By asking the court to “provisionally approve the settlement, arrange for the settlement notice to be issued, and schedule the settlement hearing to consider final approval of the settlement,” plaintiffs claim that the settlement “usefully addresses the issues.” [that they] raised in the consolidated action and provides an excellent solution for TRR through the reforms. “
TRR confirmed the settlement development on Monday and stated that settlement agreements require preliminary and final approval by the courts.
Third quarter results
In addition to the news on the settlement front, TRR released its third quarter results this week, posting sales of $ 118.84 million. The luxury retailer announced that its gross merchandise value (i.e. the value of the luxury goods it sold during the quarter) increased by 50% and 46% in 2020 and 2019, respectively, compared to the same periods.
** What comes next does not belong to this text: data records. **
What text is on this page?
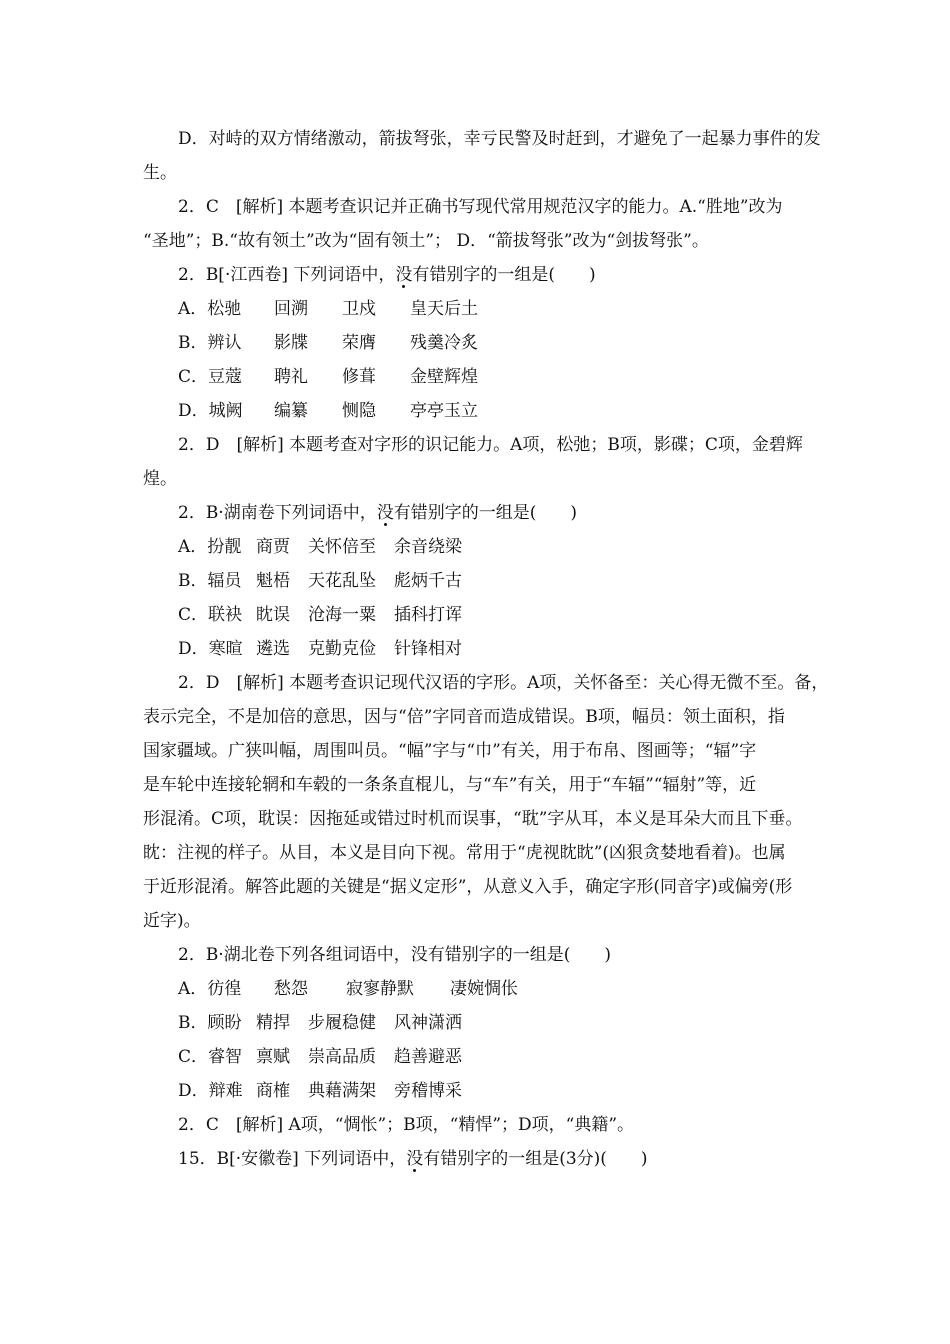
D．对峙的双方情绪激动，箭拔弩张，幸亏民警及时赶到，才避免了一起暴力事件的发
生。
2．C　[解析] 本题考查识记并正确书写现代常用规范汉字的能力。A.“胜地”改为
“圣地”；B.“故有领土”改为“固有领土”； D．“箭拔弩张”改为“剑拔弩张”。
2．B[·江西卷] 下列词语中，没有错别字的一组是(　　)
A．松驰 回溯 卫戍 皇天后土
B．辨认 影牒 荣膺 残羹冷炙
C．豆蔻 聘礼 修葺 金壁辉煌
D．城阙 编纂 恻隐 亭亭玉立
2．D　[解析] 本题考查对字形的识记能力。A项，松弛；B项，影碟；C项，金碧辉
煌。
2．B·湖南卷下列词语中，没有错别字的一组是(　　)
A．扮靓 商贾 关怀倍至 余音绕梁
B．辐员 魁梧 天花乱坠 彪炳千古
C．联袂 眈误 沧海一粟 插科打诨
D．寒暄 遴选 克勤克俭 针锋相对
2．D　[解析] 本题考查识记现代汉语的字形。A项，关怀备至：关心得无微不至。备，
表示完全，不是加倍的意思，因与“倍”字同音而造成错误。B项，幅员：领土面积，指
国家疆域。广狭叫幅，周围叫员。“幅”字与“巾”有关，用于布帛、图画等；“辐”字
是车轮中连接轮辋和车毂的一条条直棍儿，与“车”有关，用于“车辐”“辐射”等，近
形混淆。C项，耽误：因拖延或错过时机而误事，“耽”字从耳，本义是耳朵大而且下垂。
眈：注视的样子。从目，本义是目向下视。常用于“虎视眈眈”(凶狠贪婪地看着)。也属
于近形混淆。解答此题的关键是“据义定形”，从意义入手，确定字形(同音字)或偏旁(形
近字)。
2．B·湖北卷下列各组词语中，没有错别字的一组是(　　)
A．彷徨 愁怨 寂寥静默 凄婉惆伥
B．顾盼 精捍 步履稳健 风神潇洒
C．睿智 禀赋 崇高品质 趋善避恶
D．辩难 商榷 典藉满架 旁稽博采
2．C　[解析] A项，“惆怅”；B项，“精悍”；D项，“典籍”。
15．B[·安徽卷] 下列词语中，没有错别字的一组是(3分)(　　)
For the 757,000 orders processed in the third quarter, the average was $ 486, up 9% year over year.
Regarding the company’s position, CEO and Founder Julie Wainwright said in a statement Monday, “We believe the operational and supply side effects of COVID-19 on our business are effectively behind us, and we are well positioned for a strong holiday Season. Additionally, we believe that The RealReal’s unique business model is largely isolated from supply chain bottlenecks and certain inflationary effects of many retailers. ”
Wainwright continued, “Overall, our business is experiencing very positive trends and we believe these trends will continue through the end of the year and into 2022. While we are at the beginning of providing operational expenses, we believe the company is at the beginning “to see the benefits of our previous investments that will leverage our pursuit of profitability over the coming quarters.”
The falls are Sanders et al. v. The RealReal, Inc. et al. 5: 19-cv-07737 (ND Cal) and Iwona Grzelak v Julie Wainwright et al., 1:20-cv-01212 (D. Del.).